Little and McGarvey had built a four shot lead heading into today’s final round, and combined for four birdies against two bogeys on the day to finish five shots ahead of second-place finishers Ginny Burkey of Eugene, Ore. and Lisa Smego of Oro Valley, Ariz. Little and McGarvey were the only team to finish the championship under par.
This is the first time Little and McGarvey have competed together as a team. “I was very nervous,” McGarvey said afterward. “Jackie is a legend, a really good player, and I was just hoping to be respectable.” But Little said McGarvey more than held her own, making three birdies on her own today. “We ham-and-egged it very well for three days,” Little said.
“The chemistry that we had going, especially yesterday, was really special,” McGarvey said. “Yesterday’s Chapman format is different because you’re not playing every shot, and you’re putting balls into positions where your partner is not used to, it’s a real challenge, and somehow we found a way to make it work.”
This is the first title in this championship for the two but the third time Jackie has become a PNGA Champion, having won the Senior Women’s Championship twice (2008, 2009). Little was inducted into the Golf Hall of Fame of BC in 2009.
Watch their post-victory interview HERE.

Burkey and Smego, who were the first-round leaders, had been looking for a three-peat, having won this championship the past two years.

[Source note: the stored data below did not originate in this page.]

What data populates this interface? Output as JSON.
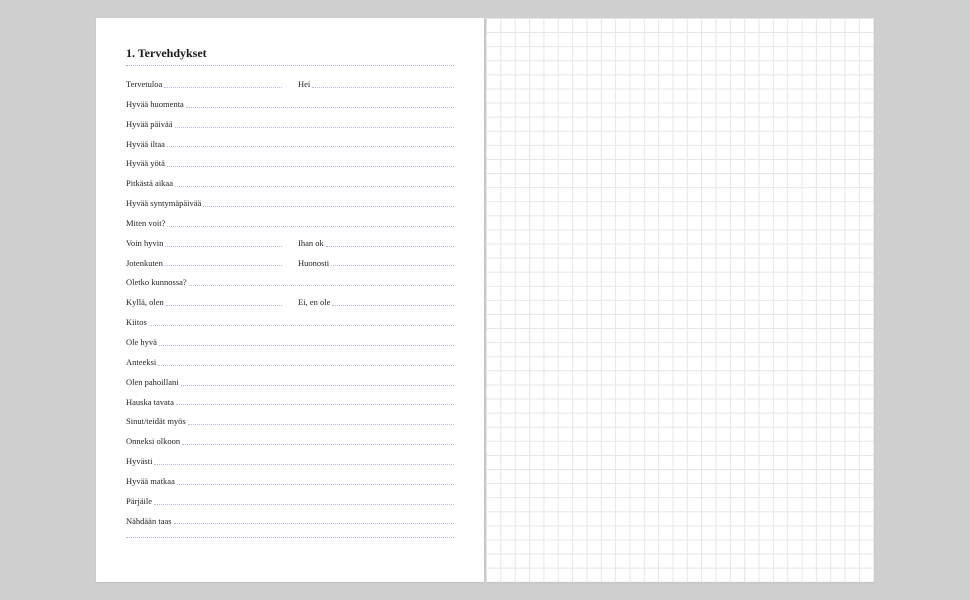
{
  "heading": "1. Tervehdykset",
  "rows": [
    {
      "cols": [
        "Tervetuloa",
        "Hei"
      ]
    },
    {
      "cols": [
        "Hyvää huomenta"
      ]
    },
    {
      "cols": [
        "Hyvää päivää"
      ]
    },
    {
      "cols": [
        "Hyvää iltaa"
      ]
    },
    {
      "cols": [
        "Hyvää yötä"
      ]
    },
    {
      "cols": [
        "Pitkästä aikaa"
      ]
    },
    {
      "cols": [
        "Hyvää syntymäpäivää"
      ]
    },
    {
      "cols": [
        "Miten voit?"
      ]
    },
    {
      "cols": [
        "Voin hyvin",
        "Ihan ok"
      ]
    },
    {
      "cols": [
        "Jotenkuten",
        "Huonosti"
      ]
    },
    {
      "cols": [
        "Oletko kunnossa?"
      ]
    },
    {
      "cols": [
        "Kyllä, olen",
        "Ei, en ole"
      ]
    },
    {
      "cols": [
        "Kiitos"
      ]
    },
    {
      "cols": [
        "Ole hyvä"
      ]
    },
    {
      "cols": [
        "Anteeksi"
      ]
    },
    {
      "cols": [
        "Olen pahoillani"
      ]
    },
    {
      "cols": [
        "Hauska tavata"
      ]
    },
    {
      "cols": [
        "Sinut/teidät myös"
      ]
    },
    {
      "cols": [
        "Onneksi olkoon"
      ]
    },
    {
      "cols": [
        "Hyvästi"
      ]
    },
    {
      "cols": [
        "Hyvää matkaa"
      ]
    },
    {
      "cols": [
        "Pärjäile"
      ]
    },
    {
      "cols": [
        "Nähdään taas"
      ]
    }
  ]
}
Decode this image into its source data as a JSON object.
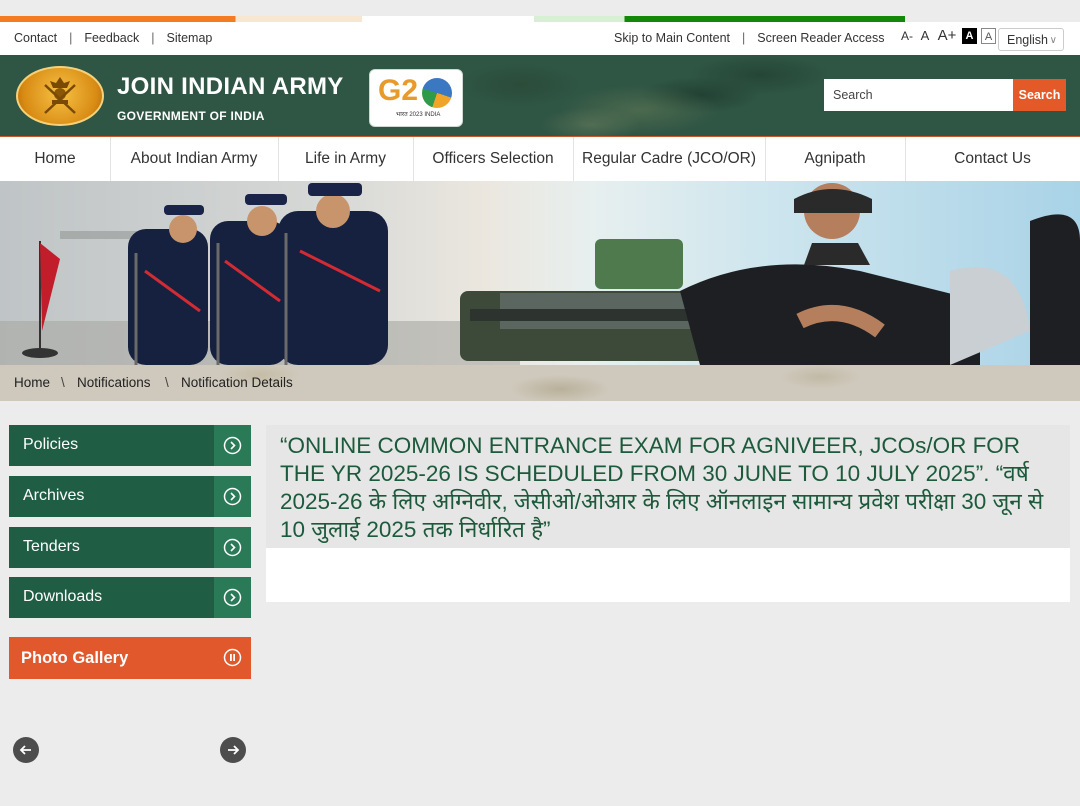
{
  "top_links": {
    "contact": "Contact",
    "feedback": "Feedback",
    "sitemap": "Sitemap"
  },
  "accessibility": {
    "skip": "Skip to Main Content",
    "screen_reader": "Screen Reader Access",
    "font_decrease": "A-",
    "font_normal": "A",
    "font_increase": "A+",
    "contrast_dark": "A",
    "contrast_light": "A"
  },
  "language": {
    "selected": "English"
  },
  "brand": {
    "title": "JOIN INDIAN ARMY",
    "subtitle": "GOVERNMENT OF INDIA"
  },
  "g20": {
    "logo_text": "G2",
    "tagline": "भारत 2023 INDIA"
  },
  "search": {
    "placeholder": "Search",
    "button": "Search"
  },
  "nav": [
    {
      "label": "Home"
    },
    {
      "label": "About Indian Army"
    },
    {
      "label": "Life in Army"
    },
    {
      "label": "Officers Selection"
    },
    {
      "label": "Regular Cadre (JCO/OR)"
    },
    {
      "label": "Agnipath"
    },
    {
      "label": "Contact Us"
    }
  ],
  "breadcrumb": {
    "items": [
      "Home",
      "Notifications",
      "Notification Details"
    ],
    "separator": "\\"
  },
  "sidebar": {
    "items": [
      {
        "label": "Policies"
      },
      {
        "label": "Archives"
      },
      {
        "label": "Tenders"
      },
      {
        "label": "Downloads"
      }
    ],
    "photo_gallery": "Photo Gallery"
  },
  "notification": {
    "title": "“ONLINE COMMON ENTRANCE EXAM FOR AGNIVEER, JCOs/OR FOR THE YR 2025-26 IS SCHEDULED FROM 30 JUNE TO 10 JULY 2025”. “वर्ष 2025-26 के लिए अग्निवीर, जेसीओ/ओआर के लिए ऑनलाइन सामान्य प्रवेश परीक्षा 30 जून से 10 जुलाई 2025 तक निर्धारित है”"
  },
  "colors": {
    "header_green": "#2f5544",
    "accent_orange": "#e35a28",
    "sidebar_green": "#1f5e45",
    "title_green": "#1d5a3c"
  }
}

In the inaugural Women’s Super Senior, Ryan and Douthit started the final round two shots behind second-round leaders Mary O’Donnell of Bellevue, Wash. and Carol Dick of Lakewood, Wash., but Ryan and Douthit shot an impressive 4-over par to overtake O’Donnell and Dick, winning by three shots.
To compete in these championships this week, players came from all parts of the region, including Oregon, Washington, Idaho, British Columbia, Alberta, as well as from California and Arizona.